Warum Bern vor 170 Jahren Hauptstadt der Schweiz wurde
Viele Ausländer sind überrascht, dass Bern die Hauptstadt der Schweiz ist. Für sie wäre es logischer, dass diese Rolle der Wirtschaftsmetropole Zürich oder dem internationalen Genf zukäme. Aber genau darum ging's: Bern wurde vor exakt 170 Jahren zur Bundesstadt gewählt, um zu grosse Machtkonzentration zu vermeiden.
Berlin, London, Madrid, Moskau, Bratislava oder Reykjavik… Egal, wie gross oder wie mächtig, die Länder Europas folgten alle der gleichen Regel: Sie machten ihre grösste Stadt zur Hauptstadt. Eine Ausnahme machte nur die Schweiz – Bern ist bei weitem nicht die bevölkerungsreichste Schweizer Stadt.
Selbst wenn man die Agglomerationen dazu rechnen würde, wären Zürich, Basel und Genf immer noch grösser.
Deshalb meinen viele Ausländer, dass Zürich die Schweizer Hauptstadt sei, wo sich die wirtschaftliche Lunge des Landes befindet, oder Genf, wo die Vereinten Nationen und zahlreiche andere internationale Organisationen ihren Sitz haben.
Im Unterschied zu vielen anderen Ländern hatte die Schweiz während vielen Jahren keine eigentliche Hauptstadt. Der Grund dafür war, dass das Land damals eine Konföderation, ein Bündnis unabhängiger, souveräner Kantone ohne eigentliche Einheit war.
Von der Gründung der Eidgenossenschaft (1291) bis zum Ende des «Ancien Régime» (1798) kann man die Hauptstadt der Schweiz als den Ort betrachten, an dem sich die eidgenössische Tagsatzung traf, d.h. eine Versammlung, an der die Mitgliedskantone des Bündnisses gemeinsame Themen diskutierten.
Dieser Ort war nicht festgelegt. Die Tagsatzung fand je nach Epoche in Zürich, Luzern, Baden, Frauenfeld und manchmal sogar in Konstanz statt, einer Stadt, die nicht zur Eidgenossenschaft gehörte.
Versuch der Zentralisierung
Nach dem Einfall der Franzosen (1798) setzte die kurzlebige Schweiz (1798-1803) ihre zentralistischen Ideen um, insbesondere durch die Gründung einer Hauptstadt für den neuen Staat, zuerst in Aarau und dann in Luzern.
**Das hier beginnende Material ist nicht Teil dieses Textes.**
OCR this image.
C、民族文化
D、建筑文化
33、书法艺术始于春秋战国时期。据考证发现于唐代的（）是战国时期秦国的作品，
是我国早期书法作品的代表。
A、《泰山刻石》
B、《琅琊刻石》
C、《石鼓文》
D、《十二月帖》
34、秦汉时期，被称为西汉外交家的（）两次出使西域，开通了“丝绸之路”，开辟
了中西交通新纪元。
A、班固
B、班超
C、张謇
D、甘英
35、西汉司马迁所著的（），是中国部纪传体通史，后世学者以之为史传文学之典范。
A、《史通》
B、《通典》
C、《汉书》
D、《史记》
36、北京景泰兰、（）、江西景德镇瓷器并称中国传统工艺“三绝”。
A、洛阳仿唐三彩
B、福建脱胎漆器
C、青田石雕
Aber diese beiden Versuche dauerten nur wenige Monate.
Um die Unruhen in der Schweiz zu beenden, stellte Napoleon Bonaparte die Eidgenossenschaft mit der Mediationsakte von 1803 wieder her. Die Tagsatzung fand danach in sechs Kantonen statt, den sogenannten Regierungskantonen Freiburg, Solothurn, Luzern, Bern, Zürich und Basel, und zwar im jährlichen Turnus.
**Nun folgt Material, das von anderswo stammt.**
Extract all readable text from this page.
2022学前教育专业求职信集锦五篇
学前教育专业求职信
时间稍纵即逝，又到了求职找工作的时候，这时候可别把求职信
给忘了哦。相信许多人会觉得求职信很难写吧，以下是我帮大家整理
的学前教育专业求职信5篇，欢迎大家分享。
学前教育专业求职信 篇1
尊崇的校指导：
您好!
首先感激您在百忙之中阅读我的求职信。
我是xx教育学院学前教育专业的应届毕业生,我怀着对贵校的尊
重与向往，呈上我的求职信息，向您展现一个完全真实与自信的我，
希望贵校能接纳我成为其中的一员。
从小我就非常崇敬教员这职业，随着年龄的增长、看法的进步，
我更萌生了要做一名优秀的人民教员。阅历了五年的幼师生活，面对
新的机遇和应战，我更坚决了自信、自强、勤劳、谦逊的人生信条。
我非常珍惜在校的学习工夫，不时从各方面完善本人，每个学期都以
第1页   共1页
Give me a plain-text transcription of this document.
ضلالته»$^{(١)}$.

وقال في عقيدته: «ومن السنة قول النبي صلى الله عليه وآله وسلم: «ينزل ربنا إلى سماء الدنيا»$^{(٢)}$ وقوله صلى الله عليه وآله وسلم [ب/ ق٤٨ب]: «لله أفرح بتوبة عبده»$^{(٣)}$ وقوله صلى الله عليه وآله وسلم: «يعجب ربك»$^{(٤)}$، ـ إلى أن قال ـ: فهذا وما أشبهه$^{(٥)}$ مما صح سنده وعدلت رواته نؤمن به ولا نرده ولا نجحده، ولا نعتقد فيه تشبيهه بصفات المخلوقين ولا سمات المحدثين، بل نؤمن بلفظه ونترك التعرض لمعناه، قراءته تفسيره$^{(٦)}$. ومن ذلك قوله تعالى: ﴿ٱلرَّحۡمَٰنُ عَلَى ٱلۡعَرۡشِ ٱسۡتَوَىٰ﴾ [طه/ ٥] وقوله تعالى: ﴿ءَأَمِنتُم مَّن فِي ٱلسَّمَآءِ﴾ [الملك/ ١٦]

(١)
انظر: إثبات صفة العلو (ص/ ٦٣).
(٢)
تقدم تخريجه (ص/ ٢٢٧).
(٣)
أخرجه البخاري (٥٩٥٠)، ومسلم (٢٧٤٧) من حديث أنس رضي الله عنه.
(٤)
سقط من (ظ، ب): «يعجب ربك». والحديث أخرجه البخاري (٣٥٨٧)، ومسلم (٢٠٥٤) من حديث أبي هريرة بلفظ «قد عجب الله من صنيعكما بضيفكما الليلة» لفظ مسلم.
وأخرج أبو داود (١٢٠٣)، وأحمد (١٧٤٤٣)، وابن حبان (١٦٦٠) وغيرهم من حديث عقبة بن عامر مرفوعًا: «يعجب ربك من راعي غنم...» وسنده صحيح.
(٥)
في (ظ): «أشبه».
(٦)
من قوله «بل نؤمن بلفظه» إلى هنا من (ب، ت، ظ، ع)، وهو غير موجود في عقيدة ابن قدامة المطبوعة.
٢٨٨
Während der Restauration, die auf das Ende der napoleonischen Ära folgte, wurde dieses System beibehalten, allerdings nur mit drei Regierungskantonen: Bern, Zürich und Luzern.
Wahl einer «Bundesstadt»
Mit der Gründung des Bundesstaats 1848 stellte sich die Frage nach einer Hauptstadt erneut. Am 28. November 1848 stimmte eine Mehrheit der Parlamentsmitglieder für Bern, zum Nachteil von Zürich und Luzern.
Um das Gleichgewicht zu wahren, wollten die Parlamentarier Zürich, das damals bereits das wichtigste Wirtschaftszentrum des Landes war, nicht zu viel Gewicht beimessen. Auch eine Entscheidung für Luzern, den Hauptort jener Kantone, der sich gegen die Schaffung des neuen Bundesstaates ausgesprochen hatten, stand auch ausser Frage.
Bern hatte den Vorteil, dass es zentral gelegen war, von französischsprachigen Kantonen unterstützt wurde und das erforderliche Grundstück kostenlos zur Verfügung stand.
Nirgends wurde vertraglich festgehalten, dass Bern die Hauptstadt der Schweiz sei. Lediglich zwei Gesetzesartikel – Art. 32 des Gesetzes über die BundesversammlungExterner Link (Parlamentsgesetz) und Art. 58 des Regierungs- und VerwaltungsorganisationsgesetzesExterner Link – halten fest, dass das Bundesparlament seinen Sitz normalerweise in Bern hat und dass in dieser Stadt die Regierung, die Departemente (Ministerien) und die Bundeskanzlei untergebracht sind.
Mit dem Regierungs- und Parlamentssitz sowie zahlreicher ausländischer Botschaften galt Bern von nun als die Hauptstadt der Schweiz.